Elle hoche la tête et se détourne de moi. Elle entre dans la pièce plongée dans l'obscurité sans vraiment ouvrir la porte. J'entends les draps se froisser et le bois grincer un peu, avant que tout ne se taise. Ma fille définitivement est et n'est pas dans son lit, existe et n'existe pas. Je choisis de la croire en vie pour me coucher tranquille. Demain je la laisserai dormir ; tout est plus facile quand elle dort.
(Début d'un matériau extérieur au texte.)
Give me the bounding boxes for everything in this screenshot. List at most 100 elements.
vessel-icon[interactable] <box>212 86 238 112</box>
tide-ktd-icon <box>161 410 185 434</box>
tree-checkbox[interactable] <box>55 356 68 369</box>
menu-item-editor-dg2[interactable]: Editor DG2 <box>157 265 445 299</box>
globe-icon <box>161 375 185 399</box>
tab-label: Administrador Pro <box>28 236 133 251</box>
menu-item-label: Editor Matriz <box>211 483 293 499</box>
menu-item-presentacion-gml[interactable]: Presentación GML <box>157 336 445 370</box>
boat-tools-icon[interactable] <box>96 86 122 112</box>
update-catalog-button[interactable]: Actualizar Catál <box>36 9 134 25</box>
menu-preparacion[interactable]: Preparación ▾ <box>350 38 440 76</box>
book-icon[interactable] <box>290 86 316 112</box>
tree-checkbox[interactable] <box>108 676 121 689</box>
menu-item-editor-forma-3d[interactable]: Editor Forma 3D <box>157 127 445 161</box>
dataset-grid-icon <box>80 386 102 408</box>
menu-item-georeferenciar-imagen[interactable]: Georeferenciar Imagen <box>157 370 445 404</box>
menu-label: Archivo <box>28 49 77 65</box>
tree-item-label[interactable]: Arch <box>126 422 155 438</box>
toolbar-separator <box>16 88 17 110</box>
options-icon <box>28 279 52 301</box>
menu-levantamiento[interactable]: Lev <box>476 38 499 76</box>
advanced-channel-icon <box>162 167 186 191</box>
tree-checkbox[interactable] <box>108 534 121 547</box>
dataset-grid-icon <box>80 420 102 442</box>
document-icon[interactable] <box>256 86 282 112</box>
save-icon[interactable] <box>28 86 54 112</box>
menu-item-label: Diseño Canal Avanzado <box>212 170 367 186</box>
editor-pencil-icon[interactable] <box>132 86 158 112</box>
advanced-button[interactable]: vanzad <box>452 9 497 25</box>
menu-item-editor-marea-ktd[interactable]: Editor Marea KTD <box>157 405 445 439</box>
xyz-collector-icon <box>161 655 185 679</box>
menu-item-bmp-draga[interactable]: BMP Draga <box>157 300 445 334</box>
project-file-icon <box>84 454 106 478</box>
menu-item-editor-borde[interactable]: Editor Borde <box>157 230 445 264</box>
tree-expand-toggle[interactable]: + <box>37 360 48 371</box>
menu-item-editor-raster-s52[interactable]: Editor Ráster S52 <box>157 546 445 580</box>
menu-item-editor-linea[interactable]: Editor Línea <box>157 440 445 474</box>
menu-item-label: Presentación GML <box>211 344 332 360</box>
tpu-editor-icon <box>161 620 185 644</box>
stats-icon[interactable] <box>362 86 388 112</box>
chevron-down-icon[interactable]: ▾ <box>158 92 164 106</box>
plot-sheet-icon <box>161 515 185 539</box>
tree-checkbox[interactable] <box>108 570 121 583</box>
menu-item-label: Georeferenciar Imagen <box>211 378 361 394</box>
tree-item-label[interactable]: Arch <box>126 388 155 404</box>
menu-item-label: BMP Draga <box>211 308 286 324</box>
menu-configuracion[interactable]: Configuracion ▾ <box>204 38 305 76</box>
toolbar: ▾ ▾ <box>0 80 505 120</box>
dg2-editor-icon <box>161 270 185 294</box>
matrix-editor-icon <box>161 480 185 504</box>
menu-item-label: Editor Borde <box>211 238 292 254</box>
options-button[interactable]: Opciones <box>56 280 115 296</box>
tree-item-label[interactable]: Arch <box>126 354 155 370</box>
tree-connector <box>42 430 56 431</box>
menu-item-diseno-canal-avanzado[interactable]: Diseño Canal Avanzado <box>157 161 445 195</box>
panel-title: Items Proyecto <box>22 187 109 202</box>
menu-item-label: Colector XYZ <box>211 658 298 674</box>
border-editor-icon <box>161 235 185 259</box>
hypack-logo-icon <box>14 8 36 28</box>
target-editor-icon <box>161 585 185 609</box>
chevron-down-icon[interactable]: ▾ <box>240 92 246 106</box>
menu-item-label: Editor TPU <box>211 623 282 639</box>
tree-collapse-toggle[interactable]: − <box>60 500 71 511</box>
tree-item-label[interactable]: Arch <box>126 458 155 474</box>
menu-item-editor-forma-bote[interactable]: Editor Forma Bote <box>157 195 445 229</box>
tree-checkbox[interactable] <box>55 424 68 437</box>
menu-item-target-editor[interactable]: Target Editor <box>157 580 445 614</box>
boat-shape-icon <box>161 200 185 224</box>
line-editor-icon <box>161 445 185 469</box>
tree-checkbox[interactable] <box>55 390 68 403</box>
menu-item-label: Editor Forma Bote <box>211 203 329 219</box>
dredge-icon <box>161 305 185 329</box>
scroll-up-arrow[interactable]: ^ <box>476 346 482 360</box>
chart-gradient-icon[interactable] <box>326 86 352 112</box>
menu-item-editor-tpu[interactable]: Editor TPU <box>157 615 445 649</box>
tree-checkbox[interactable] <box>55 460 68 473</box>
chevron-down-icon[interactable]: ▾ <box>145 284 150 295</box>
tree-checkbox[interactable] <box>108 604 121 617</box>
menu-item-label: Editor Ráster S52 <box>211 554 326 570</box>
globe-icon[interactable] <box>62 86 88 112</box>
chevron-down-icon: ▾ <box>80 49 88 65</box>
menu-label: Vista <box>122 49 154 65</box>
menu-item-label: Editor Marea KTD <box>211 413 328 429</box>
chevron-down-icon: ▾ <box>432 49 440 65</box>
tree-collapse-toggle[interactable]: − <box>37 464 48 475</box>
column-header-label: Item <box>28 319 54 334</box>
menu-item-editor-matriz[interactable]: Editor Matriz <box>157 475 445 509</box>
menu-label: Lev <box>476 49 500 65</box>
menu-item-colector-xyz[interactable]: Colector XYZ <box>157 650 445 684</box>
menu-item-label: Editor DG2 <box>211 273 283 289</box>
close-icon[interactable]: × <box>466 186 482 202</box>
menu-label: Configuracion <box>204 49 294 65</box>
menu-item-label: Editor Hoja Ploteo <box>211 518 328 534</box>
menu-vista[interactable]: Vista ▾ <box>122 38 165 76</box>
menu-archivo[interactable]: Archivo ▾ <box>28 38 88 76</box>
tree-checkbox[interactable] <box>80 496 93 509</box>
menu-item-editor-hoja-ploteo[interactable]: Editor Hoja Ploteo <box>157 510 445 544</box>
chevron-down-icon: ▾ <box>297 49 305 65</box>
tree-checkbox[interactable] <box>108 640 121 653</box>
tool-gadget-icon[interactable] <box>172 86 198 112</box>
Antigone a quinze ans et ne me hait pas. Ça me rend heureuse, je savoure ce surprenant événement. Antigone a quinze ans et ne me hait pas. Elle s'est bien habillée pour Noël, elle a mis une chemise repassée et le sourire qu'elle faisait à Claire quand elle lui disait au revoir. Je saurai m'en contenter : c'est déjà bien trop pour la mère que je suis. Elle tire sa chaise et s'assoit (elle tire sa chaise et s'assoit là devant moi devant la pauvre Agnès). Elle jette un coup d'œil à la place vide de Hémon mais ne perd pas sa frêle joie. Nous trinquons à cette soirée sans qu'elle murmure ténébreuse que c'est certainement la dernière, ou qu'il n'y a rien de plus à célébrer que nos deux solitudes juxtaposées. Elle fait simplement tinter son verre contre le mien. Je frémis à ce bruit cristallin : c'est comme si nos deux cœurs s'entrechoquaient enfin. Je bois une gorgée de champagne et me précipite d'entamer la conversation avant qu'elle ne refuse de me parler. Elle entre dans la discussion, acceptant mon invitation. Nous commençons le repas qu'elle m'a aidée à préparer. Nos échanges sont fluctuants, il y a de longs moments de silence, mais le plus important ce sont ces mots échangés sans colère. Le plus important c'est cette relation qui, l'espace d'un instant, semble guérir. Plus tard, je lui demande si elle a fleuri la tombe de son frère – je suis terrifiée à l'idée qu'il soit seul et sans roses le jour de Noël. Elle répond, toujours tranquille, toujours subtilement heureuse :

« Oui. »

Et c'est tout. Hier elle est allée acheté des fleurs en avance pour pouvoir les offrir à Hémon aujourd'hui. À la fin du dîner elle prend son téléphone et en regarde l'écran avec un sourire, mais ça ne me dérange pas. Nous nous retrouvons dans le salon. Elle s'assoit au pied du sapin et je prends place dans le canapé qui s'enfonce raisonnablement sous mon poids. Antigone me tend un petit paquet que j'ouvre avec délicatesse. C'est un flacon de parfum. Je m'étonne un peu de cette attention, mais m'en réjouis surtout. Sans savoir si c'est maladroit, j'en vaporise au creux de mon poignet pour mieux le humer. J'ai étrangement peur de la vexer, mais elle ne s'offusque pas. J'inspire l'odeur, qui est très sucrée et acide à la fois. Je remercie Antigone et m'avance vers elle pour l'embrasser sur la joue, mais elle a un violent mouvement de recul. Elle se contente de me sourire largement.